Yes, I thought about such approach, but feels very heavy-weight. As I understand it you have to link that additional process into the supervision hierarchy, figure out how to pass it’s pid to the “main” process, transition the resources to the additional process (the socket port in this case) - that’s like two pages of code, too much.
or rolled into ClientHandler
It’s used in several places, not only in the ClientHandler, so I wanted to avoid code duplication. In this case it’s not much, maybe 10 lines, but these lines better be carefuly tested.
Imo processes should only be introduced if there are runtime level reasons for them - failure isolation, asynchronous processing, … That is completely separate from code level abstractions, where multiple module collaborate to build up logic.
Yeah, agreed – it’s what I was trying to suss out with “what else it’s being used for and how else it’s being used”. It’d be the code organization by process anti-pattern otherwise.
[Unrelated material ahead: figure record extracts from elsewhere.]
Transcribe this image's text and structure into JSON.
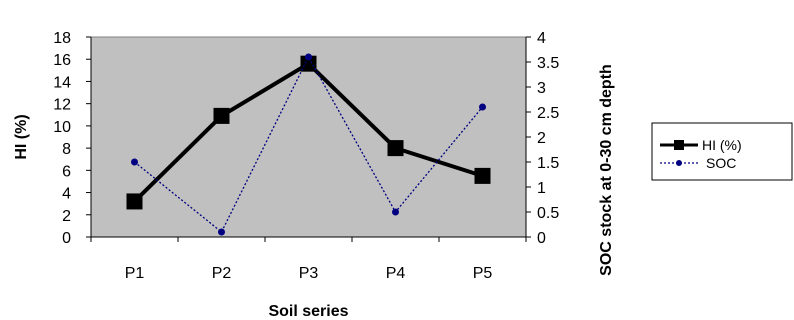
{
  "chart_data": {
    "type": "line",
    "categories": [
      "P1",
      "P2",
      "P3",
      "P4",
      "P5"
    ],
    "series": [
      {
        "name": "HI (%)",
        "axis": "left",
        "values": [
          3.2,
          10.9,
          15.6,
          8.0,
          5.5
        ],
        "color": "#000000",
        "marker": "square",
        "line": "solid"
      },
      {
        "name": "SOC",
        "axis": "right",
        "values": [
          1.5,
          0.1,
          3.6,
          0.5,
          2.6
        ],
        "color": "#000080",
        "marker": "circle",
        "line": "dotted"
      }
    ],
    "xlabel": "Soil series",
    "ylabel": "HI (%)",
    "y2label": "SOC stock at 0-30 cm depth",
    "ylim": [
      0,
      18
    ],
    "y2lim": [
      0,
      4
    ],
    "yticks": [
      "0",
      "2",
      "4",
      "6",
      "8",
      "10",
      "12",
      "14",
      "16",
      "18"
    ],
    "y2ticks": [
      "0",
      "0.5",
      "1",
      "1.5",
      "2",
      "2.5",
      "3",
      "3.5",
      "4"
    ],
    "plot_background": "#c0c0c0",
    "grid": false,
    "legend": "right"
  }
}
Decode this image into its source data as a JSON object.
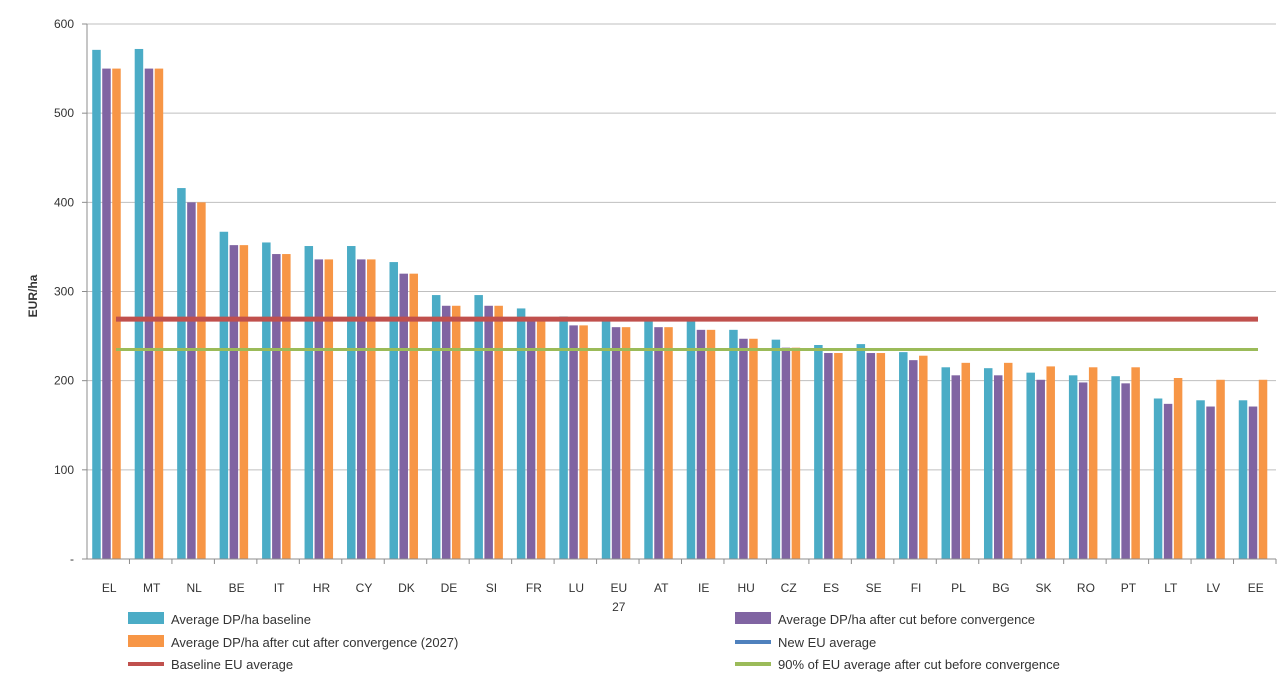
{
  "chart_data": {
    "type": "bar",
    "ylabel": "EUR/ha",
    "ylim": [
      0,
      600
    ],
    "yticks": [
      {
        "value": 0,
        "label": "-"
      },
      {
        "value": 100,
        "label": "100"
      },
      {
        "value": 200,
        "label": "200"
      },
      {
        "value": 300,
        "label": "300"
      },
      {
        "value": 400,
        "label": "400"
      },
      {
        "value": 500,
        "label": "500"
      },
      {
        "value": 600,
        "label": "600"
      }
    ],
    "grid": true,
    "legend_position": "bottom",
    "categories": [
      "EL",
      "MT",
      "NL",
      "BE",
      "IT",
      "HR",
      "CY",
      "DK",
      "DE",
      "SI",
      "FR",
      "LU",
      "EU 27",
      "AT",
      "IE",
      "HU",
      "CZ",
      "ES",
      "SE",
      "FI",
      "PL",
      "BG",
      "SK",
      "RO",
      "PT",
      "LT",
      "LV",
      "EE"
    ],
    "series": [
      {
        "name": "Average DP/ha baseline",
        "color": "#4bacc6",
        "values": [
          571,
          572,
          416,
          367,
          355,
          351,
          351,
          333,
          296,
          296,
          281,
          272,
          270,
          270,
          268,
          257,
          246,
          240,
          241,
          232,
          215,
          214,
          209,
          206,
          205,
          180,
          178,
          178
        ]
      },
      {
        "name": "Average DP/ha after cut before convergence",
        "color": "#8064a2",
        "values": [
          550,
          550,
          400,
          352,
          342,
          336,
          336,
          320,
          284,
          284,
          270,
          262,
          260,
          260,
          257,
          247,
          237,
          231,
          231,
          223,
          206,
          206,
          201,
          198,
          197,
          174,
          171,
          171
        ]
      },
      {
        "name": "Average DP/ha after cut after convergence (2027)",
        "color": "#f79646",
        "values": [
          550,
          550,
          400,
          352,
          342,
          336,
          336,
          320,
          284,
          284,
          270,
          262,
          260,
          260,
          257,
          247,
          237,
          231,
          231,
          228,
          220,
          220,
          216,
          215,
          215,
          203,
          201,
          201
        ]
      }
    ],
    "reference_lines": [
      {
        "name": "New EU average",
        "value": 268,
        "color": "#4f81bd"
      },
      {
        "name": "Baseline EU average",
        "value": 269,
        "color": "#c0504d"
      },
      {
        "name": "90% of EU average after cut before convergence",
        "value": 235,
        "color": "#9bbb59"
      }
    ],
    "legend_order": [
      {
        "label": "Average DP/ha baseline",
        "color": "#4bacc6",
        "kind": "bar"
      },
      {
        "label": "Average DP/ha after cut before convergence",
        "color": "#8064a2",
        "kind": "bar"
      },
      {
        "label": "Average DP/ha after cut after convergence (2027)",
        "color": "#f79646",
        "kind": "bar"
      },
      {
        "label": "New EU average",
        "color": "#4f81bd",
        "kind": "line"
      },
      {
        "label": "Baseline EU average",
        "color": "#c0504d",
        "kind": "line"
      },
      {
        "label": "90% of EU average after cut before convergence",
        "color": "#9bbb59",
        "kind": "line"
      }
    ]
  }
}
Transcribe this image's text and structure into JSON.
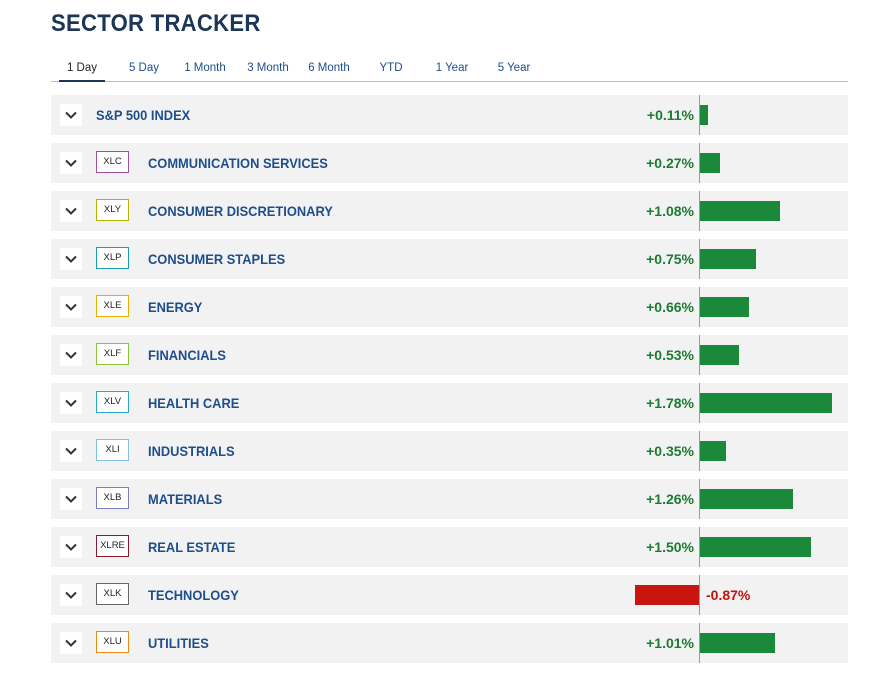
{
  "title": "SECTOR TRACKER",
  "tabs": [
    {
      "label": "1 Day",
      "active": true
    },
    {
      "label": "5 Day",
      "active": false
    },
    {
      "label": "1 Month",
      "active": false
    },
    {
      "label": "3 Month",
      "active": false
    },
    {
      "label": "6 Month",
      "active": false
    },
    {
      "label": "YTD",
      "active": false
    },
    {
      "label": "1 Year",
      "active": false
    },
    {
      "label": "5 Year",
      "active": false
    }
  ],
  "colors": {
    "positive": "#1a8a3a",
    "negative": "#c8150f",
    "title": "#1d3557",
    "link": "#1f4e8c"
  },
  "rows": [
    {
      "ticker": "",
      "name": "S&P 500 INDEX",
      "change": "+0.11%",
      "value": 0.11,
      "ticker_color": ""
    },
    {
      "ticker": "XLC",
      "name": "COMMUNICATION SERVICES",
      "change": "+0.27%",
      "value": 0.27,
      "ticker_color": "#a0509a"
    },
    {
      "ticker": "XLY",
      "name": "CONSUMER DISCRETIONARY",
      "change": "+1.08%",
      "value": 1.08,
      "ticker_color": "#b5b400"
    },
    {
      "ticker": "XLP",
      "name": "CONSUMER STAPLES",
      "change": "+0.75%",
      "value": 0.75,
      "ticker_color": "#1a9fb0"
    },
    {
      "ticker": "XLE",
      "name": "ENERGY",
      "change": "+0.66%",
      "value": 0.66,
      "ticker_color": "#e8b100"
    },
    {
      "ticker": "XLF",
      "name": "FINANCIALS",
      "change": "+0.53%",
      "value": 0.53,
      "ticker_color": "#8cc43c"
    },
    {
      "ticker": "XLV",
      "name": "HEALTH CARE",
      "change": "+1.78%",
      "value": 1.78,
      "ticker_color": "#2aa9c9"
    },
    {
      "ticker": "XLI",
      "name": "INDUSTRIALS",
      "change": "+0.35%",
      "value": 0.35,
      "ticker_color": "#7fc1e0"
    },
    {
      "ticker": "XLB",
      "name": "MATERIALS",
      "change": "+1.26%",
      "value": 1.26,
      "ticker_color": "#7b7fc0"
    },
    {
      "ticker": "XLRE",
      "name": "REAL ESTATE",
      "change": "+1.50%",
      "value": 1.5,
      "ticker_color": "#8b1a2e"
    },
    {
      "ticker": "XLK",
      "name": "TECHNOLOGY",
      "change": "-0.87%",
      "value": -0.87,
      "ticker_color": "#666666"
    },
    {
      "ticker": "XLU",
      "name": "UTILITIES",
      "change": "+1.01%",
      "value": 1.01,
      "ticker_color": "#e88a1a"
    }
  ]
}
You can spin up a temporary process “on demand” e.g. Task.async/1 and “if you spawn a task inside a GenServer, then the GenServer will automatically await for you and call GenServer.handle_info/2 with the task response and associated :DOWN message.”
If the data packet processing logic is brittle and the client handler needs to be robust, a nice runtime reason could be failure isolation so that packet processing can fail without affecting the client handler. You’d likely want to only pass the necessary information.